La reconnaissance de la qualité de co-auteur : « Any publication using TK must acknowledge TK holders and their contribution and include TK holders as joint authors where appropriate » / « Toute publication utilisant les savoirs traditionnels doit reconnaître les détenteurs de savoirs traditionnels et leur contribution et inclure les détenteurs de savoirs traditionnels en tant que coauteurs, le cas échéant ».
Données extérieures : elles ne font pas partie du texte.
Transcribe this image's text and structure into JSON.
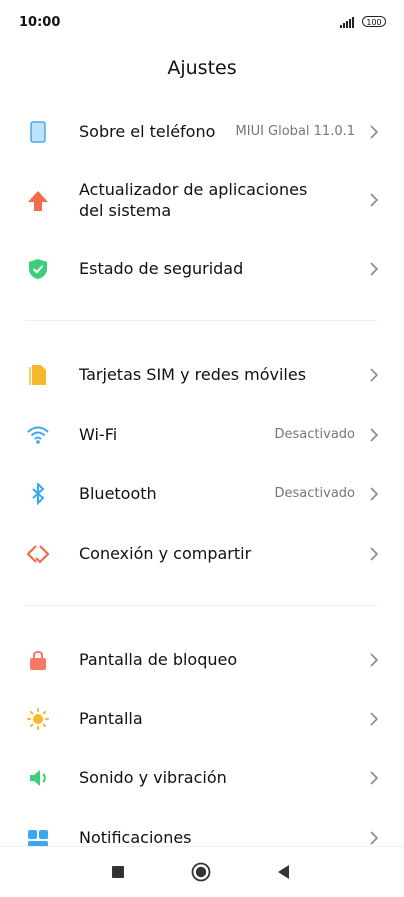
{
  "status_bar": {
    "time": "10:00",
    "battery": "100"
  },
  "title": "Ajustes",
  "items": [
    {
      "label": "Sobre el teléfono",
      "value": "MIUI Global 11.0.1",
      "icon": "phone-icon",
      "color": "#4aa8e8"
    },
    {
      "label": "Actualizador de aplicaciones",
      "label2": "del sistema",
      "value": "",
      "icon": "update-arrow-icon",
      "color": "#f26b50"
    },
    {
      "label": "Estado de seguridad",
      "value": "",
      "icon": "shield-check-icon",
      "color": "#3ccf7a"
    },
    {
      "label": "Tarjetas SIM y redes móviles",
      "value": "",
      "icon": "sim-card-icon",
      "color": "#f6b92b"
    },
    {
      "label": "Wi-Fi",
      "value": "Desactivado",
      "icon": "wifi-icon",
      "color": "#3aa7f0"
    },
    {
      "label": "Bluetooth",
      "value": "Desactivado",
      "icon": "bluetooth-icon",
      "color": "#3aa7f0"
    },
    {
      "label": "Conexión y compartir",
      "value": "",
      "icon": "connection-share-icon",
      "color": "#f26b50"
    },
    {
      "label": "Pantalla de bloqueo",
      "value": "",
      "icon": "lock-icon",
      "color": "#f47a62"
    },
    {
      "label": "Pantalla",
      "value": "",
      "icon": "brightness-sun-icon",
      "color": "#f6b92b"
    },
    {
      "label": "Sonido y vibración",
      "value": "",
      "icon": "speaker-icon",
      "color": "#3ccf7a"
    },
    {
      "label": "Notificaciones",
      "value": "",
      "icon": "notifications-icon",
      "color": "#3aa7f0"
    }
  ],
  "nav": {
    "recents": "recents-square-icon",
    "home": "home-circle-icon",
    "back": "back-triangle-icon"
  }
}
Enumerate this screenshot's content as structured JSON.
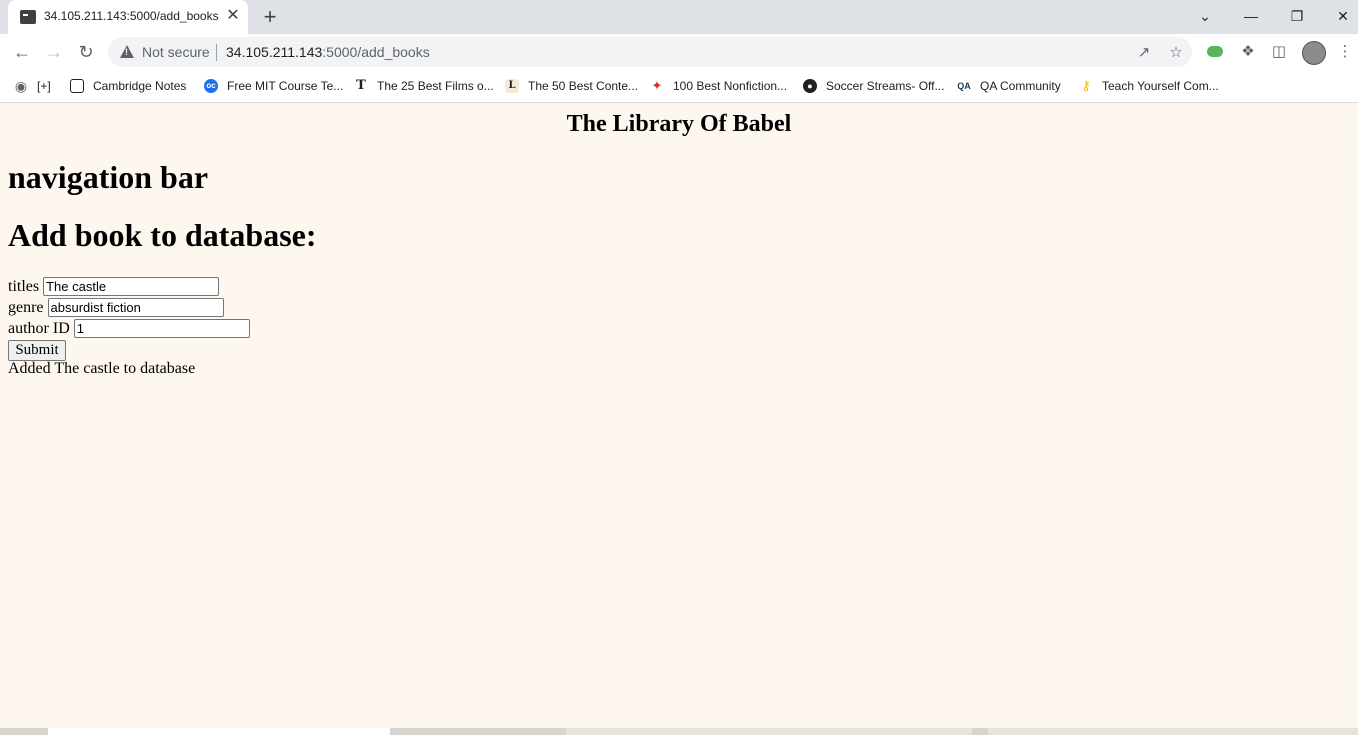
{
  "browser": {
    "tab_title": "34.105.211.143:5000/add_books",
    "tab_close": "✕",
    "new_tab": "+",
    "security_label": "Not secure",
    "url_host": "34.105.211.143",
    "url_path": ":5000/add_books",
    "window_controls": [
      "⌄",
      "—",
      "❐",
      "✕"
    ],
    "bookmarks": [
      {
        "label": "[+]",
        "icon": "globe-icon",
        "color": "#5f6368"
      },
      {
        "label": "Cambridge Notes",
        "icon": "cambridge-icon",
        "color": "#202124"
      },
      {
        "label": "Free MIT Course Te...",
        "icon": "oc-icon",
        "color": "#1a73e8"
      },
      {
        "label": "The 25 Best Films o...",
        "icon": "nyt-icon",
        "color": "#202124"
      },
      {
        "label": "The 50 Best Conte...",
        "icon": "l-icon",
        "color": "#5f4b2a"
      },
      {
        "label": "100 Best Nonfiction...",
        "icon": "pdf-icon",
        "color": "#d93025"
      },
      {
        "label": "Soccer Streams- Off...",
        "icon": "soccer-icon",
        "color": "#202124"
      },
      {
        "label": "QA Community",
        "icon": "qa-icon",
        "color": "#1b3a5c"
      },
      {
        "label": "Teach Yourself Com...",
        "icon": "key-icon",
        "color": "#f4b400"
      }
    ]
  },
  "page": {
    "site_title": "The Library Of Babel",
    "nav_heading": "navigation bar",
    "form_heading": "Add book to database:",
    "fields": [
      {
        "label": "titles",
        "value": "The castle"
      },
      {
        "label": "genre",
        "value": "absurdist fiction"
      },
      {
        "label": "author ID",
        "value": "1"
      }
    ],
    "submit_label": "Submit",
    "result_message": "Added The castle to database"
  }
}
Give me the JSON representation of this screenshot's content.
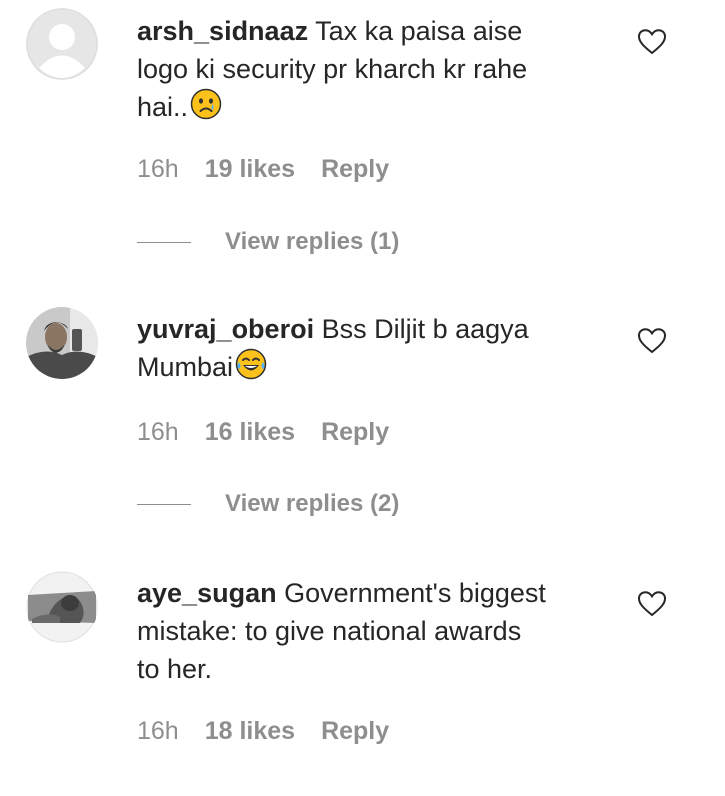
{
  "comments": [
    {
      "username": "arsh_sidnaaz",
      "text_line1": "Tax ka paisa aise",
      "text_line2": "logo ki security pr kharch kr rahe",
      "text_line3": "hai..",
      "emoji": "crying-face",
      "time": "16h",
      "likes": "19 likes",
      "reply": "Reply",
      "view_replies": "View replies (1)",
      "avatar": "default-avatar"
    },
    {
      "username": "yuvraj_oberoi",
      "text_line1": "Bss Diljit b aagya",
      "text_line2": "Mumbai",
      "emoji": "tears-of-joy",
      "time": "16h",
      "likes": "16 likes",
      "reply": "Reply",
      "view_replies": "View replies (2)",
      "avatar": "photo-avatar"
    },
    {
      "username": "aye_sugan",
      "text_line1": "Government's biggest",
      "text_line2": "mistake: to give national awards",
      "text_line3": "to her.",
      "time": "16h",
      "likes": "18 likes",
      "reply": "Reply",
      "avatar": "photo-avatar"
    }
  ],
  "icons": {
    "like": "heart-outline-icon"
  },
  "colors": {
    "text": "#262626",
    "secondary": "#8e8e8e",
    "emoji_face": "#fcc21b"
  }
}
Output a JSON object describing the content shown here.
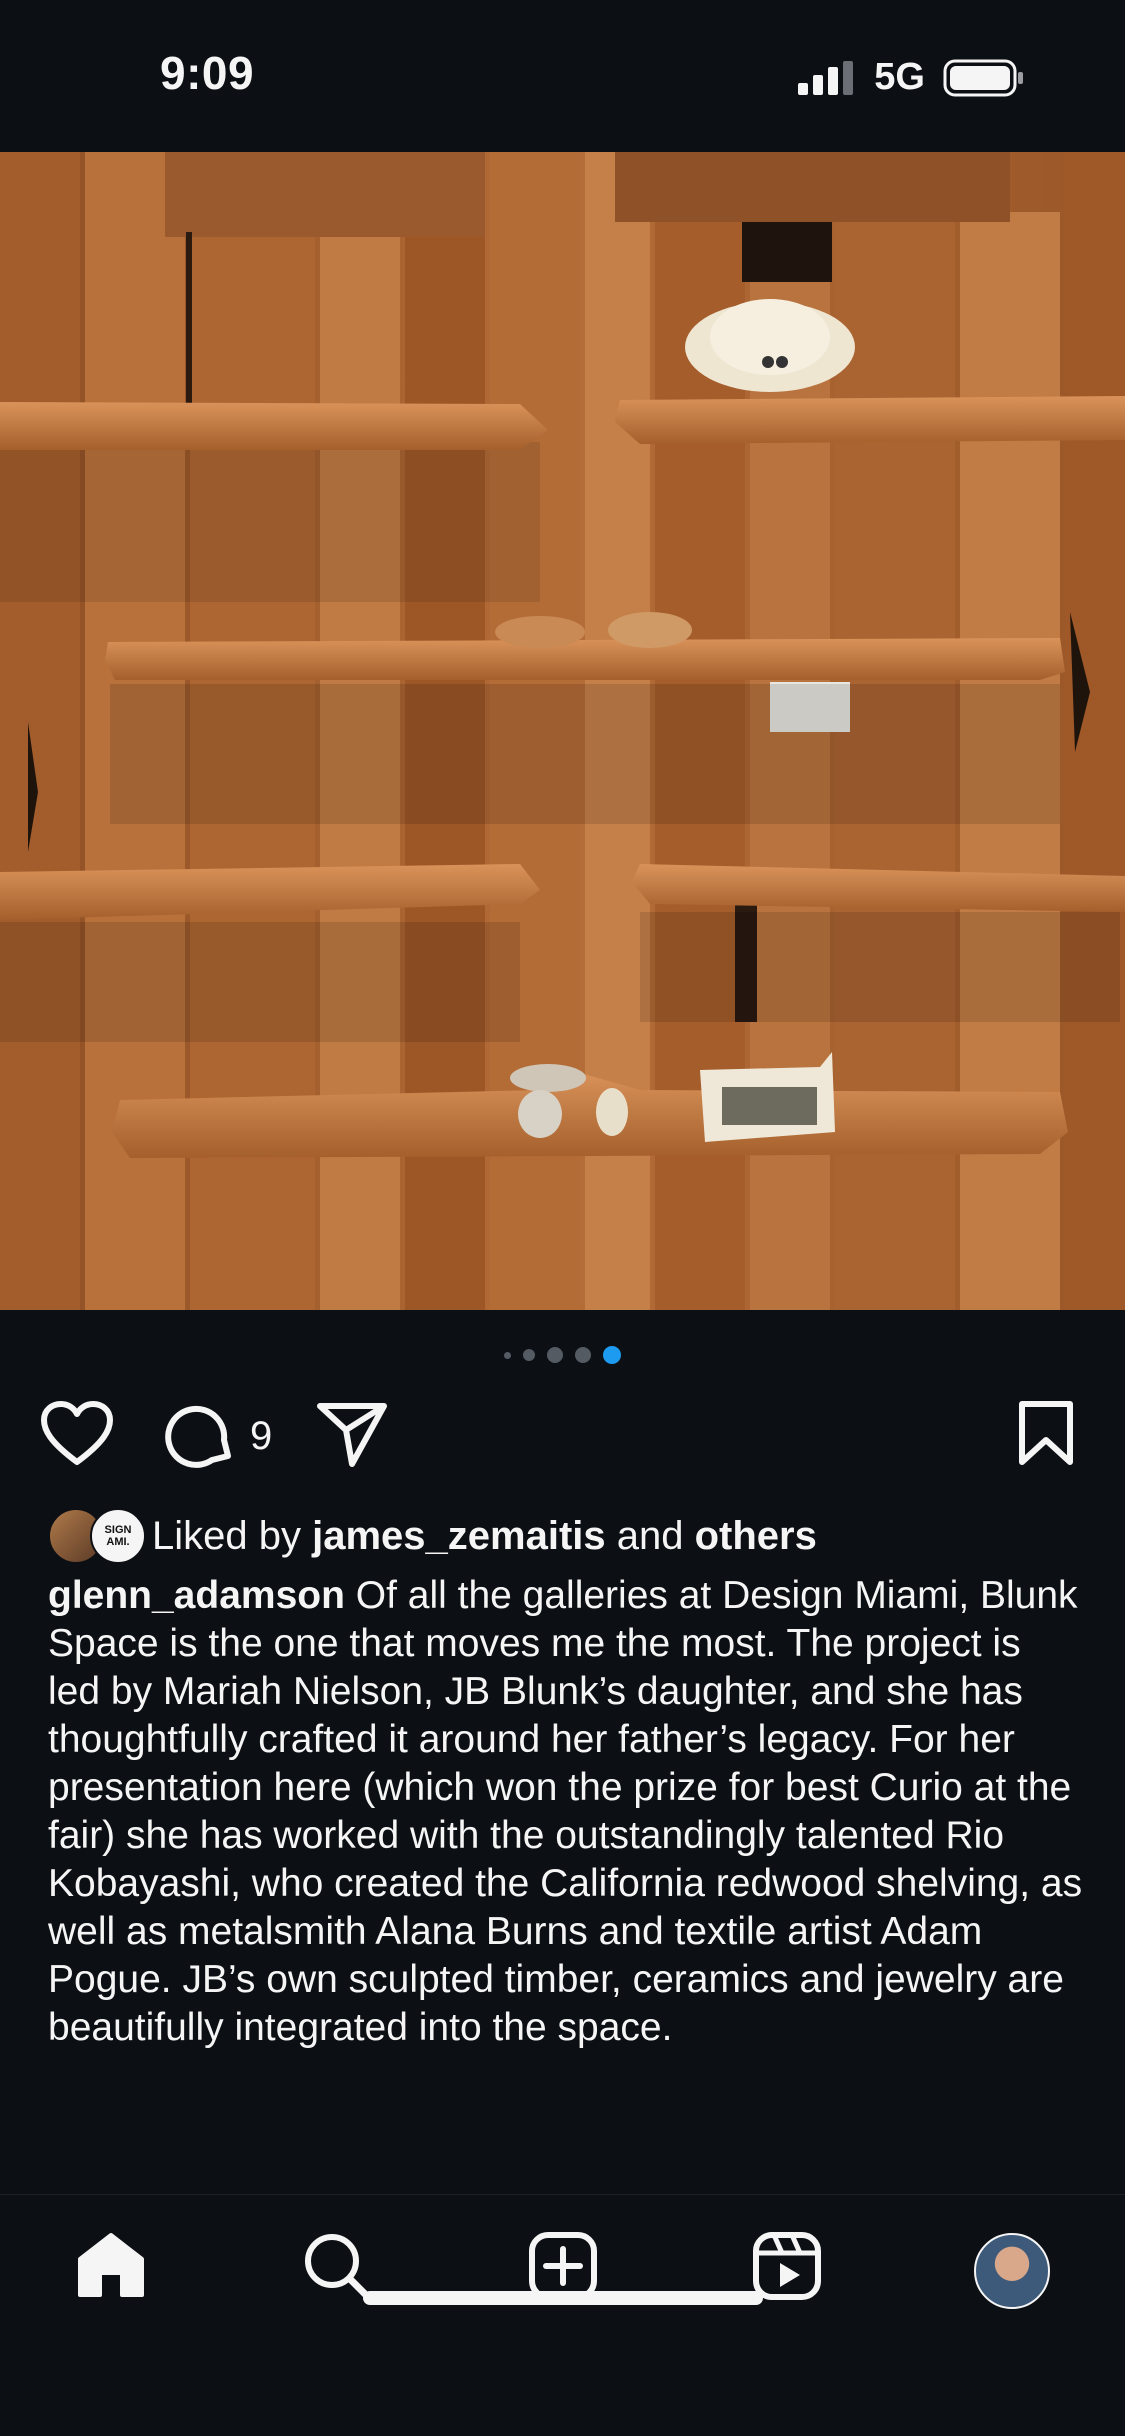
{
  "status": {
    "time": "9:09",
    "network": "5G"
  },
  "photo": {
    "description_icon": "image"
  },
  "carousel": {
    "total": 5,
    "active_index": 4
  },
  "actions": {
    "comment_count": "9"
  },
  "likes": {
    "prefix": "Liked by ",
    "user": "james_zemaitis",
    "middle": " and ",
    "others": "others",
    "avatar2_text": "SIGN AMI."
  },
  "caption": {
    "username": "glenn_adamson",
    "text": " Of all the galleries at Design Miami, Blunk Space is the one that moves me the most. The project is led by Mariah Nielson, JB Blunk’s daughter, and she has thoughtfully crafted it around her father’s legacy. For her presentation here (which won the prize for best Curio at the fair) she has worked with the outstandingly talented Rio Kobayashi, who created the California redwood shelving, as well as metalsmith Alana Burns and textile artist Adam Pogue. JB’s own sculpted timber, ceramics and jewelry are beautifully integrated into the space."
  },
  "colors": {
    "background": "#0c0f14",
    "accent": "#1d9bf0",
    "wood": "#b46a35"
  }
}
The First Nations in BC Knowledge Network, A Template for the Development of Traditional Knowledge Policies, 2010.

Commentaires

Il ressort de la première approche (selon laquelle la contribution des participants doit être reconnue) une tendance vers des rapports égaux entre les chercheurs et les autochtones dans la mesure où la contribution des seconds doit être reconnue au même titre que celle des premiers.

Selon la seconde approche citée, la reconnaissance de la contribution des participants est le principe applicable. Seul le respect de la confidentialité peut alors remettre en question ce principe. Il s’agit d’une protection supplémentaire pour les participants qui ne souhaiteraient pas que leur nom soit mentionné.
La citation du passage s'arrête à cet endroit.